The inquiry will be conducted by Additional Municipal Commissioners Mohan Adtani and Rajiv Jalota. While the suspended officials range from executive engineers to assistant engineers, the list of those facing inquiry includes an assistant municipal commissioner, Chandrashekhar Chore, in charge of the Markets department.
A release from the BMC said the inquiry was initiated after senior officials perused a structural audit report and proposals for repairing the building.

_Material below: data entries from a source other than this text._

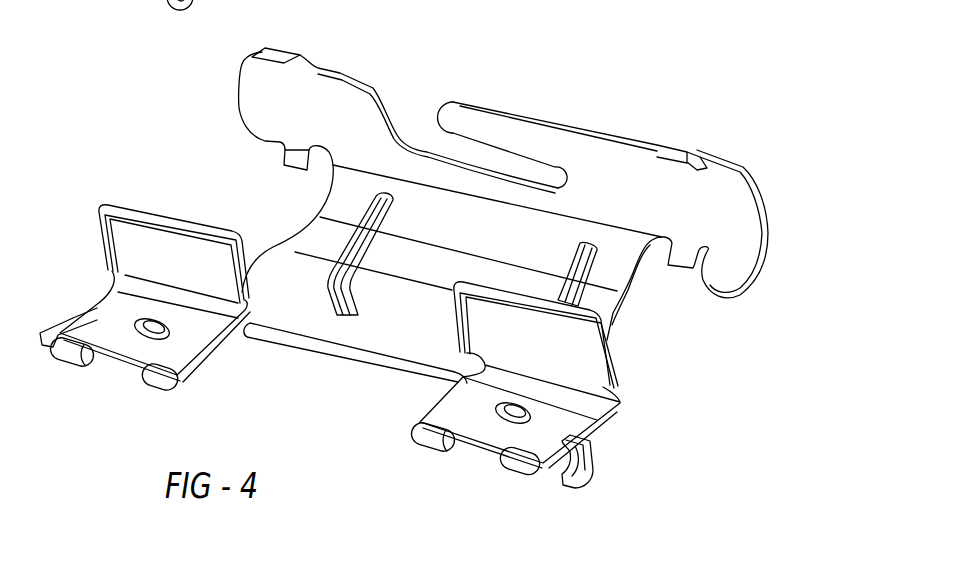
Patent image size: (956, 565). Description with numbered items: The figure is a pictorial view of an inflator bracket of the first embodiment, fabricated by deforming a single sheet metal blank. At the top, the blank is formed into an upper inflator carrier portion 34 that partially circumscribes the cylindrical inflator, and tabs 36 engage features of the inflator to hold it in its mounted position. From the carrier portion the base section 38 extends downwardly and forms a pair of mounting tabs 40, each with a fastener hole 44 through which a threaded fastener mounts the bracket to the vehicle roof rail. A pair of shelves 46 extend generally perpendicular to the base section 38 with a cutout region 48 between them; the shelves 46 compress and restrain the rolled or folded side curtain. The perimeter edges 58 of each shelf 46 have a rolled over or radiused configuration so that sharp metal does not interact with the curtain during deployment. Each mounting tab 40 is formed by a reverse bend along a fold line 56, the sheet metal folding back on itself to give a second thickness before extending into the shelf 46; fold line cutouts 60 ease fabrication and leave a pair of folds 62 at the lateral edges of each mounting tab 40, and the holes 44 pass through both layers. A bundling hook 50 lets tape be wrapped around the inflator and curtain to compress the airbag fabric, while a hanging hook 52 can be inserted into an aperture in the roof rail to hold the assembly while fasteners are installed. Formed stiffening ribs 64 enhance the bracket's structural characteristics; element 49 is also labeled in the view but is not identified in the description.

The upper inflator carrier portion 34 is at (570, 128).
The tabs 36 is at (287, 50).
The base section 38 is at (298, 293).
The mounting tabs 40 is at (83, 310).
The fastener holes 44 is at (148, 332).
The shelves 46 is at (157, 240).
The cutout region 48 is at (303, 345).
The fastener 49 is at (102, 9).
The bundling hook 50 is at (457, 113).
The hanging hook 52 is at (590, 477).
The fold line 56 is at (178, 16).
The perimeter edges 58 is at (100, 207).
The fold line cutouts 60 is at (450, 445).
The folds 62 is at (160, 378).
The stiffening ribs 64 is at (370, 215).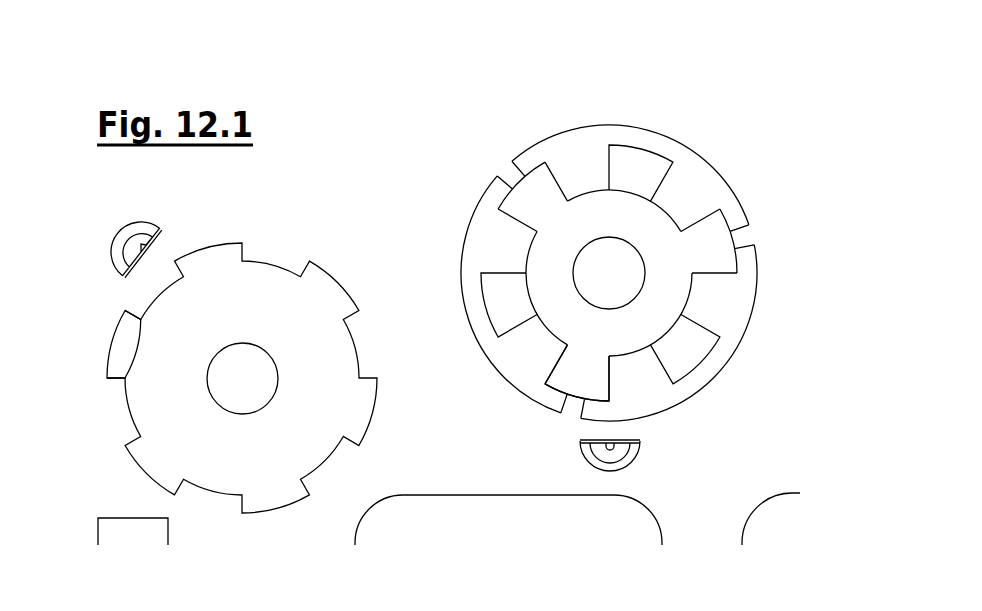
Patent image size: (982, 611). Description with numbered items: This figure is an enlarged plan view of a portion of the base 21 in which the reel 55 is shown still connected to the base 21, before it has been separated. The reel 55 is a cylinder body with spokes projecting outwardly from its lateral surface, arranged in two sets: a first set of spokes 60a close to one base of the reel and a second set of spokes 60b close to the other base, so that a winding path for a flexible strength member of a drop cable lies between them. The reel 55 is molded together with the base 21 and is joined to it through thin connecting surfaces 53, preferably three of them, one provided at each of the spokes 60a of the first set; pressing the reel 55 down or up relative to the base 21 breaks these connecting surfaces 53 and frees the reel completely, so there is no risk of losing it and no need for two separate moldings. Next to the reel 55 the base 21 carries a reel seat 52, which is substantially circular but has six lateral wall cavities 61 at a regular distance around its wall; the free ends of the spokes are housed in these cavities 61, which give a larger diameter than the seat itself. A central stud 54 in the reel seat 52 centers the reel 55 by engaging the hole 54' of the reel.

The base 21 is at (418, 275).
The reel seat 52 is at (214, 478).
The connecting surface 53 is at (765, 228).
The central stud 54 is at (261, 303).
The hole 54' is at (576, 198).
The reel 55 is at (666, 222).
The first set of spokes 60a is at (690, 344).
The second set of spokes 60b is at (572, 368).
The lateral wall cavity 61 is at (127, 340).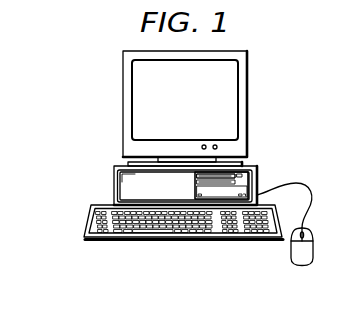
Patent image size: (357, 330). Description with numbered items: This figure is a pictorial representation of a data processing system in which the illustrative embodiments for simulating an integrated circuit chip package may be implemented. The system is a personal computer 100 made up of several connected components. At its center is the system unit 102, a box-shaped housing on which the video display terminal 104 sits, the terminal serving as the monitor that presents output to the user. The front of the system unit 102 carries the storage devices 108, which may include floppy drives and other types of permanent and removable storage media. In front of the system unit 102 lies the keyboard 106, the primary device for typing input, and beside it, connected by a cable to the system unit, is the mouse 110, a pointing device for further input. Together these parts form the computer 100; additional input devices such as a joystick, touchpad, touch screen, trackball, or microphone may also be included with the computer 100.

The Babu Genu building, which is about 30 years old, had been declared dangerous and categorised as needing repairs. Among other things, the inquiry report will determine whether there was any neglect in not prioritising repairs for the building, whose residents had lodged repeated complaints about its poor condition and also about alleged unauthorised repairs and damages to foundation pillars in the ground floor godown leased by the BMC to a private decorator firm.
The proprietor of the firm was arrested over the weekend.
On Sunday, the death toll from the building climbed to 61, making it the worst such tragedy in recent years in Mumbai city. The only building collapse incident that saw more body bags was that of Lucky Compound in Mumbra, in the neighbouring district of Thane, in April this year, in which 72 people were killed.